Sunday, January 17, 2010
To Twitter or Not to Twitter
I welcome any thoughts on why I should sign up for twitter. Like what am I missing? Here on Mayne Island life is so peaceful. There are 900 people who live on this island... there were more people in Costco last time I shopped there. We can go for days and not see another person except Shirley. When we drive to the ferry invariably we see more deer along the road than people or cars. Maybe I need to Twitter a little... and get a new addiction.
Q. Who has the most followers on Twitter:
A. Currently, Ashton Kutcher has the most followers... I heard like 1.6 million... pretty crazy, eh? But he better watch out. I just started my new blog and already have 2 followers in the first week! I think it is going to snowball... maybe like a snowball in Death Valley on a summer day!
Here is a link to 33 wonderful (so-so) pictures of twitter addiction:
My daughter helped me download several new apps onto my I-Phone over Christmas and the Bible app is one of my favourites. For free I downloaded five different translations of the Bible, and I enjoy reading it in bed. If I wake up in the night I can read several chapters until I get drowsy.
This last week I stumbled across an interesting fact of "twittering" in scripture. Did you even know that the word twitter was in the Bible? I have no idea how many of Hezekiah’s friends were into twittering, but in Isaiah 38:14 it says that Hezekiah twittered. He wasn't feeling very good one day and thought he was going to die. It says,
"Like a swallow, like a crane, I twitter." NAS Bible
Long story short, Hezekiah didn't die right away... God answered his prayer and granted him 15 more years so he could really mess things up.
New Business Idea
I've been a little slow to get into twittering. I'm still learning email. Maybe twittering is more for the younger generations. But I came up with a new idea to develop a similar social networking venue for us old timers... we could call it Muttering. It would be more like what we do most of the time... muttering... repeating ourselves. We say the same things over and over again. With Muttering we could have the illusion that we are reaching more people just like us and muttering to each other. And if it was a real success maybe Google would buy the Muttering Company for a gazillion dollars so they could sell advertising on it. With the growing elderly population it could really be a smash!

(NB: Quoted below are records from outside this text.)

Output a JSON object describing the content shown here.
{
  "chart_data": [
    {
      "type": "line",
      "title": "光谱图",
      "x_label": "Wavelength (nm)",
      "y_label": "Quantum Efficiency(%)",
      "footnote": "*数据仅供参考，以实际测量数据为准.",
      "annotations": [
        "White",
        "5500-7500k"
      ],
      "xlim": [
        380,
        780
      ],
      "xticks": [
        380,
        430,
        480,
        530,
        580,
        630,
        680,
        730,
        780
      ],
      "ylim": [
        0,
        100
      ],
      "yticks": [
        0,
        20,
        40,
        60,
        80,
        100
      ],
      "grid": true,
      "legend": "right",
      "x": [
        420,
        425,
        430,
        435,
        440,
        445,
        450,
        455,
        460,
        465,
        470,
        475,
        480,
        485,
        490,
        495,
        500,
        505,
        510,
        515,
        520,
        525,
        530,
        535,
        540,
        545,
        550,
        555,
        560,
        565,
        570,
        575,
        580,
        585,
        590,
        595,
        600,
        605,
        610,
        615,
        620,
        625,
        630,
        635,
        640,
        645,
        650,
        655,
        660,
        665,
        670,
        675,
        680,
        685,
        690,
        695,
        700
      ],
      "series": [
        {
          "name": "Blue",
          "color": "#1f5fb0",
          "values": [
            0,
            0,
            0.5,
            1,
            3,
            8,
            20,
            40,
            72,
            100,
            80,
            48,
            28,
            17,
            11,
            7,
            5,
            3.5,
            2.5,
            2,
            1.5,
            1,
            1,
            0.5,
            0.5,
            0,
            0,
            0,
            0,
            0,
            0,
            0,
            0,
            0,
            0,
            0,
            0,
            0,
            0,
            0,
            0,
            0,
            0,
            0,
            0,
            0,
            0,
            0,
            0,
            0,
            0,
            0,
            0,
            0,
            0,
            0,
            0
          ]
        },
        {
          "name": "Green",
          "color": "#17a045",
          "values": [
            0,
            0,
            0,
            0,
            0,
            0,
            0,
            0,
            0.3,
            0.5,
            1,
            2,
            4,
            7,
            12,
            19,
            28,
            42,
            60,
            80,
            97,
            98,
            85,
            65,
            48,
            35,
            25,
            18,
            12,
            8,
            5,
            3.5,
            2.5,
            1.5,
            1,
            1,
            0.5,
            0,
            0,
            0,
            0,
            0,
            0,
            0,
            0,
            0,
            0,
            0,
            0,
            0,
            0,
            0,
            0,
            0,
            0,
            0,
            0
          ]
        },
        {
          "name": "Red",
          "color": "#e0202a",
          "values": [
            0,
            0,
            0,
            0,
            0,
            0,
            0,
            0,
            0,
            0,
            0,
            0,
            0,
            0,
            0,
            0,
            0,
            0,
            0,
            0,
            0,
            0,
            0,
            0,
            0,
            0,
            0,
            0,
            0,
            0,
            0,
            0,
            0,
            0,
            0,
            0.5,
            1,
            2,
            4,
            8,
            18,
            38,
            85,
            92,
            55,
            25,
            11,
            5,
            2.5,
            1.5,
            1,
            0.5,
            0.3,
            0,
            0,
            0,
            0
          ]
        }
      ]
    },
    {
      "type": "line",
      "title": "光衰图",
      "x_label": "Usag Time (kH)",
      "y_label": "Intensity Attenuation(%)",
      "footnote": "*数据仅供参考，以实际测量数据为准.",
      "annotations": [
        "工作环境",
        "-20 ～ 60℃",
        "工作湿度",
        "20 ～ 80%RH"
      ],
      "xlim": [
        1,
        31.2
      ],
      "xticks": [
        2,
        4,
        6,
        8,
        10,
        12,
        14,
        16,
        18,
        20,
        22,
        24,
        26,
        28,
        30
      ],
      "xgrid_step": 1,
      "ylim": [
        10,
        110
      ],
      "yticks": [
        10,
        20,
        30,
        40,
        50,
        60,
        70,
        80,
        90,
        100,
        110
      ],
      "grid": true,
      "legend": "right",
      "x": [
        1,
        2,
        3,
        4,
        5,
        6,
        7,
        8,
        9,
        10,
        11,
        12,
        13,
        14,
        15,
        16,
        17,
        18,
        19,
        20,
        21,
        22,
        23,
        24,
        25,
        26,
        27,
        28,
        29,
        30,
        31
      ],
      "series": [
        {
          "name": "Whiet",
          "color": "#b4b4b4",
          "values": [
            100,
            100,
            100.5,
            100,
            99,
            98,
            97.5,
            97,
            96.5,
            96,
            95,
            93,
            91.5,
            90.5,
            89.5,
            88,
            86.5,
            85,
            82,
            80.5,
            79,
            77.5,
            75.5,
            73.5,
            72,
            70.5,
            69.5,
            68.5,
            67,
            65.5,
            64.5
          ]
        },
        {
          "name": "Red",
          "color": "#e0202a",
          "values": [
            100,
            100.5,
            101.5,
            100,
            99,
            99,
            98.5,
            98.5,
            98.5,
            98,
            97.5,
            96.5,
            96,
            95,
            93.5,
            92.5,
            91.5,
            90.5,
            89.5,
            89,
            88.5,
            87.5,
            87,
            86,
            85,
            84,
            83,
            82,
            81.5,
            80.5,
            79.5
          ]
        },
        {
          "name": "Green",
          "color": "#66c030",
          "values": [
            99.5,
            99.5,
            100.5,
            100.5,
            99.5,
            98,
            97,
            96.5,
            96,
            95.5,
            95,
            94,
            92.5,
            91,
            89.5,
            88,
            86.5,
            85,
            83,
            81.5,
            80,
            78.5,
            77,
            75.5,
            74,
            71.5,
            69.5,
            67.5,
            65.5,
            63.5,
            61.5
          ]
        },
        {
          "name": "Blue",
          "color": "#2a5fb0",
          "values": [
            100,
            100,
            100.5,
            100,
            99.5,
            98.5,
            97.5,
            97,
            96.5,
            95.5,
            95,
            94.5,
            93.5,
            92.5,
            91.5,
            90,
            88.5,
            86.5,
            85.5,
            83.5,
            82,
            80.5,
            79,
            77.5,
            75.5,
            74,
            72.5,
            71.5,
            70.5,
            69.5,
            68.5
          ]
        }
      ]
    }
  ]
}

Between the rain this week, we have been blessed with sunshine and very mild temperatures. This sunset was the perfect ending to a wonderful day.
“I KNOW THE WHOLE TRUTH”
One day a classmate told little Timmy that most adults have at least one dark secret and that they can be easily blackmailed simply by saying, "I know the whole truth." Timmy decided to try it out. He went home and when his mother greeted him, he frowned and said, "I know the whole truth." His mother quickly handed him $20 and said, "Just don't tell your father!"
This worked so well for Timmy that he decided to see what he could get from his father. When his father got home, Timmy greeted him at the door and said, "I know the whole truth." His father promptly handed him $50 and said, "Please don't tell your mother!"
Very pleased, Timmy headed out the door to school the next day when he ran into the mailman. He greeted the mailman with his new phrase, "I know the whole truth."
The mailman dropped his mail, opened his arms, and said, "Then come give your daddy a big hug.”
Sometimes Humour Teaches
A Sunday school teacher decided to have her young class memorize one of the most quoted passages in the Bible, Psalm 23. She gave the youngsters a month to learn the scripture. Little Rick was excited about the task - but he just couldn't remember the whole Psalm. After much practice, he could barely get past the first line. Then came the day that the kids were scheduled to recite the 23rd Psalm in front of the congregation. When it was his turn, Rick stepped up to the microphone and said proudly,
"The Lord is my Shepherd, and that's all I need to know."
My Grandson's First Joke
I remember the first time Seth came to visit and he announced he had a joke to tell his Grandpa. He had been hearing me tell jokes long enough, now at almost four years old he was ready to throw his hat into the ring with a joke that he could share. So here it is:
If at first you don't succeed, sky diving is not for you.
Which brought my response,
Q. Why do blind people not sky dive?
A. It's too scary for their dog.
Then that reminded me of the blind man who went into a grocery store. With his dog on the leash he was swinging his dog around his head in a big circle.
The store manager came over to him and told him to stop. "What do you think you are doing?" he asked.
"I'm just taking a look around."
Do you know the difference between Knowledge and Wisdom?
Knowledge is knowing a tomato is a fruit;
Wisdom is not putting it in a fruit salad.
Wishing you all a good week.
This week will be a travel week as we plan to drive to Tucson.
I leave you with the classic blessing of Moses in Numbers 6:24-26.
"The Lord bless you and protect you; the Lord make His face to shine upon you, and be gracious to you; the Lord lift up His countenance upon you and give you peace."